Moratti chiarisce: «Mai pensato
di declinare vaccini e reddito»

La proposta del neo assessore al Welfare lombardo: medici del lavoro per vaccinare in azienda. Presto presentazione protocollo ad associazioni categoria.

«Non ho mai pensato di declinare vaccini e reddito». È quanto ha precisato in Consiglio regionale nella mattinata di martedì 19 gennaio il neo vicepresidente e assessore al Welfare Letizia Moratti, rispetto a quanto emerso ieri dalla riunione con i capigruppo.

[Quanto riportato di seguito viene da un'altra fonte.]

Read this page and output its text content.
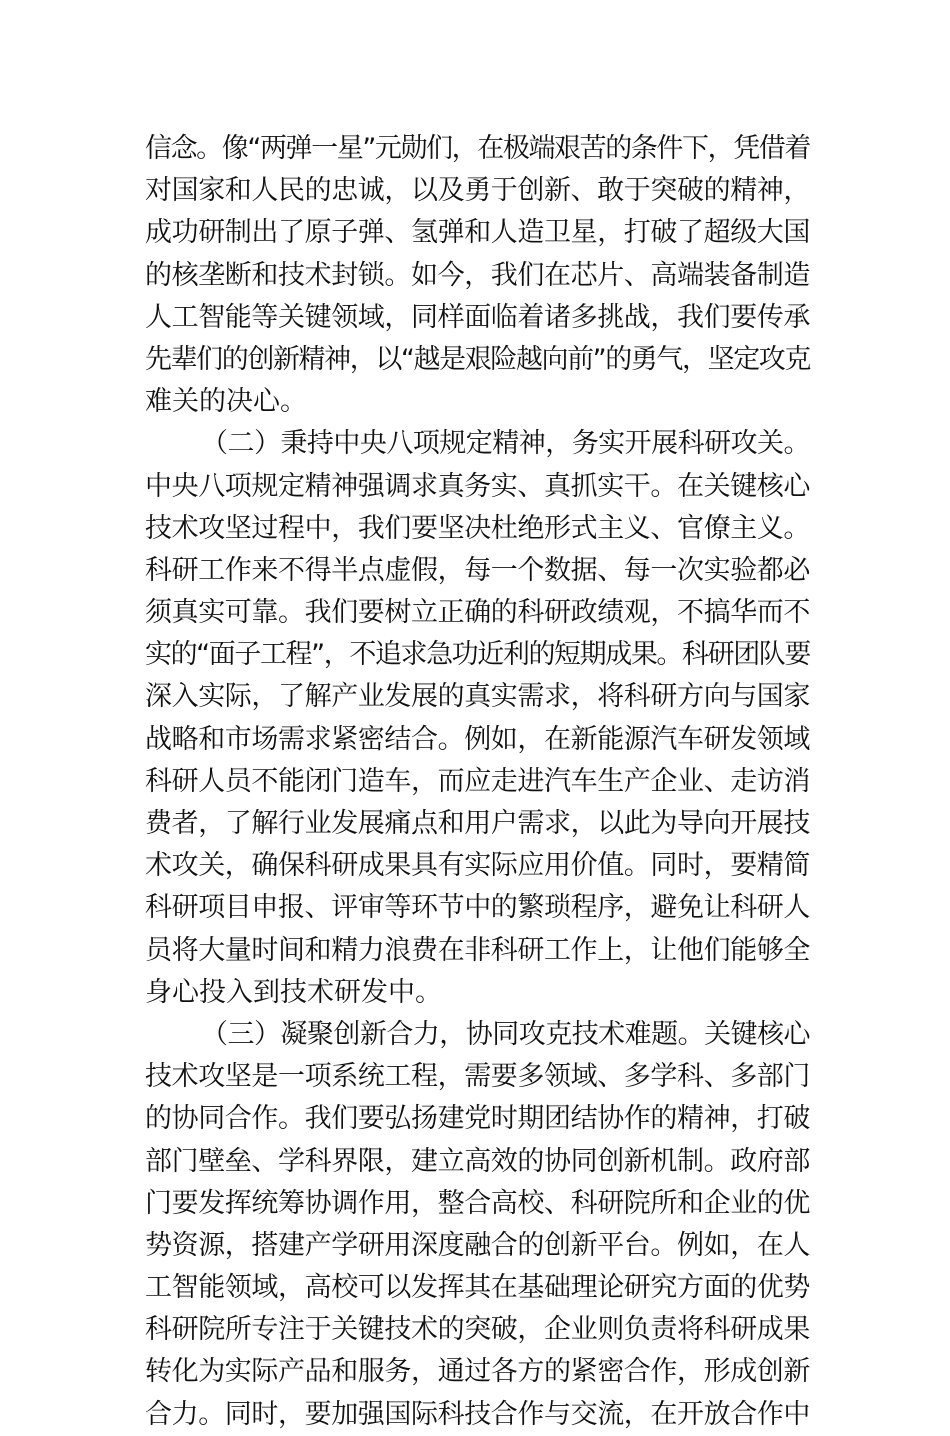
信念。像“两弹一星”元勋们，在极端艰苦的条件下，凭借着
对国家和人民的忠诚，以及勇于创新、敢于突破的精神，
成功研制出了原子弹、氢弹和人造卫星，打破了超级大国
的核垄断和技术封锁。如今，我们在芯片、高端装备制造
人工智能等关键领域，同样面临着诸多挑战，我们要传承
先辈们的创新精神，以“越是艰险越向前”的勇气，坚定攻克
难关的决心。
（二）秉持中央八项规定精神，务实开展科研攻关。
中央八项规定精神强调求真务实、真抓实干。在关键核心
技术攻坚过程中，我们要坚决杜绝形式主义、官僚主义。
科研工作来不得半点虚假，每一个数据、每一次实验都必
须真实可靠。我们要树立正确的科研政绩观，不搞华而不
实的“面子工程”，不追求急功近利的短期成果。科研团队要
深入实际，了解产业发展的真实需求，将科研方向与国家
战略和市场需求紧密结合。例如，在新能源汽车研发领域
科研人员不能闭门造车，而应走进汽车生产企业、走访消
费者，了解行业发展痛点和用户需求，以此为导向开展技
术攻关，确保科研成果具有实际应用价值。同时，要精简
科研项目申报、评审等环节中的繁琐程序，避免让科研人
员将大量时间和精力浪费在非科研工作上，让他们能够全
身心投入到技术研发中。
（三）凝聚创新合力，协同攻克技术难题。关键核心
技术攻坚是一项系统工程，需要多领域、多学科、多部门
的协同合作。我们要弘扬建党时期团结协作的精神，打破
部门壁垒、学科界限，建立高效的协同创新机制。政府部
门要发挥统筹协调作用，整合高校、科研院所和企业的优
势资源，搭建产学研用深度融合的创新平台。例如，在人
工智能领域，高校可以发挥其在基础理论研究方面的优势
科研院所专注于关键技术的突破，企业则负责将科研成果
转化为实际产品和服务，通过各方的紧密合作，形成创新
合力。同时，要加强国际科技合作与交流，在开放合作中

«Il Pil è un indicatore economico-finanziario che attesta l’attività in una Regione, che, questo sì, ho detto, è il motore dell’Italia. In questo senso questa Regione ha la necessità di essere tenuta in considerazione, non parlo di piano vaccini ma di zona rossa», ha chiarito Moratti. «Il rischio per questa regione è di fermarsi e di fermare il lavoro, le attività, la vita sociale e quindi per questo motivo, con il presidente Fontana, abbiamo ritenuto di voler presentare il ricorso per uscire da zona rossa, perché la Lombardia non la merita».

«La salute è indiscutibilmente un diritto prioritario e costituzionale di tutti i cittadini, senza differenza alcuna», ha sottolineato Moratti rispondendo a un question time della opposizioni. Sui vaccini anti-Covid, «ho fatto una riflessione - ha poi spiegato - che ho condiviso anche con i capigruppo del Consiglio regionale, per proporre al Commissario Arcuri e da sviluppare in sede di conferenza Stato-Regioni, per il miglioramento del piano vaccinale. Gli spunti che intendo sottoporre al Commissario partono dal tema delle zone più colpite e che potrebbero riguardare mobilità e densità abitativa, che sono fattori di accelerazione della trasmissione del contagio».

Utilizzo dei medici del lavoro in azienda per somministrare il vaccino anti-covid. È su questo che Regione Lombardia e in particolare il vice presidente e assessore al Welfare, Letizia Moratti, e l’assessore allo Sviluppo Economico, Guido Guidesi, stanno lavorando per accelerare l’uscita dalla crisi del mondo produttivo lombardo. «Bisogna fare in modo - spiegano Moratti e Guidesi - che tramite le associazioni di categoria e le Asst, le aziende che lo vorranno possano utilizzare, all’interno delle loro sedi operative, i medici del lavoro per vaccinare i lavoratori».